Non sempre è possibile individuare in fase iniziale il tumore. “Nel caso particolare del cancro dell’ovaio, che ogni anno colpisce circa 4.800 italiane – continua la dott.ssa Gori – la diagnosi precoce è particolarmente difficile a differenza di quanto avviene in quello del seno, perché non vi sono sintomi che la permettano. Con la conseguenza che l’80% delle diagnosi avviene in stadio avanzato e, in questi casi, la sopravvivenza a 5 anni delle pazienti è solo del 35%. I test genetici rappresentano un’arma in più a nostra disposizione per sconfiggere questa neoplasia. Attraverso un semplice prelievo di sangue è possibile sapere se una paziente con carcinoma ovarico risponderà positivamente o meno ad alcuni farmaci. L’esame influisce sulla decisione del tipo di terapia e quindi deve essere facilmente accessibile per tutte le donne e i risultati disponibili in tempi compatibili con le necessità cliniche. Deve però essere svolto seguendo i criteri stabiliti dagli specialisti”.
Per questo l’AIOM ha stilato specifiche raccomandazioni contenute in un documento sull’uso del test genetico BRCA nella cura del carcinoma ovarico, firmato insieme alla Società Italiana di Genetica Umana (SIGU), alla Società Italiana di Biochimica Clinica e Biologia Molecolare Clinica (SIBioC) e alla Società Italiana di Anatomia Patologica e Citologia diagnostica (SIAPEC-IAP). Se una paziente affetta da carcinoma ovarico risulterà avere la mutazione di BRCA, si aprirà inoltre la possibilità di valutare le donne sane della sua famiglia e permettere quindi di identificare donne sane predisposte ad ammalarsi: in tal caso possiamo iniziare percorsi di sorveglianza attiva per arrivare ad una diagnosi precoce di carcinoma ovarico/mammario oppure avviare la donna a chirurgia profilattica per ridurre il rischio (mai azzerato) di ammalarsi di carcinoma ovarico/mammario”. I cinque tumori più frequenti nelle donne sono quelli del seno (29%), seguito da colon-retto (13%), polmone (6%), tiroide (5%) e corpo dell’utero (5%). Ogni anno 5.000 donne nel nostro Paese devono confrontarsi con il cancro quando ancora potrebbero diventare madri.
“Per le giovani è fondamentale poter conservare la fertilità per avere una chance di diventare genitori dopo le cure oncologiche, che in molti casi mettono a rischio la capacità riproduttiva – conclude il prof. Pinto – Le tecniche standard o sperimentali di preservazione della fertilità, che possono essere effettuate presso i centri di Procreazione Medicalmente Assistita, sono sostanzialmente il congelamento del liquido seminale per gli uomini e la criopreservazione degli ovociti ed anche di tessuto ovarico nelle donne.

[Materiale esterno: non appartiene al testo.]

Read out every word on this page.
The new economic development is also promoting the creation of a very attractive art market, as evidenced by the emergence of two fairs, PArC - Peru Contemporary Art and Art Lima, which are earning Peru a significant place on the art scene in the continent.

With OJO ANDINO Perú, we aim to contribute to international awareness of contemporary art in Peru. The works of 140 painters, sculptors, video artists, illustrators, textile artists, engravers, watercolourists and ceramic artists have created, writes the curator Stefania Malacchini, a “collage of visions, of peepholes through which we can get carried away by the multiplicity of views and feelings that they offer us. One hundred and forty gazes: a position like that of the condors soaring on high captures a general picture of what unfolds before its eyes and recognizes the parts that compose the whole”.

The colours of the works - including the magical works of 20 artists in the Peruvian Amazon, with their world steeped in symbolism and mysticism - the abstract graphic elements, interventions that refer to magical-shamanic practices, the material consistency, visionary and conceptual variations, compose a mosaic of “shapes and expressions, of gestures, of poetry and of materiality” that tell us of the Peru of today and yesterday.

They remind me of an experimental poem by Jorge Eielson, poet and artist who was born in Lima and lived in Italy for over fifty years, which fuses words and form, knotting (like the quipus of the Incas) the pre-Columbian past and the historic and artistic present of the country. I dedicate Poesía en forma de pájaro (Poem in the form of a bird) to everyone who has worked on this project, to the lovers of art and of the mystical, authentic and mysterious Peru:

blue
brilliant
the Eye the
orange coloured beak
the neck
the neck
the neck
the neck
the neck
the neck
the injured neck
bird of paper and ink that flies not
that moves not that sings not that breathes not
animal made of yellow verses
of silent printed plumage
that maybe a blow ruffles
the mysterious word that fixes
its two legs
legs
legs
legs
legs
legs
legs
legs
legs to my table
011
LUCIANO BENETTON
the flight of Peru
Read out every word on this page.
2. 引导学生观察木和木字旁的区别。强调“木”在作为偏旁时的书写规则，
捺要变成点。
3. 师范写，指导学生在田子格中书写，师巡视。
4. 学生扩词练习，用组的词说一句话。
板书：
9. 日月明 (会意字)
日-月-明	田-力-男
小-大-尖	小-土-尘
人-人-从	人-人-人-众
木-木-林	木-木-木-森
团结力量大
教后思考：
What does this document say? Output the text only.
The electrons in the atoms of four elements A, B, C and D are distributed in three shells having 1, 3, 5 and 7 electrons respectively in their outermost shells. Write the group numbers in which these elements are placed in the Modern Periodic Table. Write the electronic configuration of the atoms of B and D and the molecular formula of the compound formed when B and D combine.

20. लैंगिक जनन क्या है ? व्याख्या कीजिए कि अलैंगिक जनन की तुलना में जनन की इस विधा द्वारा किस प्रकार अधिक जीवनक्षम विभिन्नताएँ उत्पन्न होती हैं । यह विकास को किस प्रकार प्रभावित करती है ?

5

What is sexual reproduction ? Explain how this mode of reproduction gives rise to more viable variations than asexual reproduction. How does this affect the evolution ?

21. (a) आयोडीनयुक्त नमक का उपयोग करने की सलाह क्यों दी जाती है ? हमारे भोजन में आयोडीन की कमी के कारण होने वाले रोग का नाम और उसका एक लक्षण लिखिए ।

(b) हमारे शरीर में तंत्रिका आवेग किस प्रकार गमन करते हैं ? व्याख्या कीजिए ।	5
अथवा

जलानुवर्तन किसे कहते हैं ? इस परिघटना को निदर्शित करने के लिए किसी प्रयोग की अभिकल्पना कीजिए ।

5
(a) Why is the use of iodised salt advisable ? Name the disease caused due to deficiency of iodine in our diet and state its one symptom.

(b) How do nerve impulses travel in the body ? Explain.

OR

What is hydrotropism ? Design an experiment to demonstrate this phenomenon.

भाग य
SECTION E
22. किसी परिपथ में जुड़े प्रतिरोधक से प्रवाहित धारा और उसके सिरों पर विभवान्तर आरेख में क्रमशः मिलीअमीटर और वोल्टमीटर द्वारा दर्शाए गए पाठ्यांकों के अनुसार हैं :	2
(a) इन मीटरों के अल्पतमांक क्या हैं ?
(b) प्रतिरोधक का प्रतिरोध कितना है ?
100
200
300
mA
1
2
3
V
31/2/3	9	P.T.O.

Il materiale biologico può rimanere crioconservato per anni ed essere utilizzato quando il paziente ha superato la malattia. Purtroppo il tema della preservazione della fertilità è stato troppo spesso sottovalutato. Per questo è necessario che si operi in due direzioni. Da un lato, va creata la rete organizzativa dei centri in rete con strutture altamente specializzate. Dall’altro lato, è necessario consentire, sotto una stretta sorveglianza dell’oncologo e del ginecologo, la prescrivibilità dei farmaci necessari per le pratiche di conservazione della fertilità”.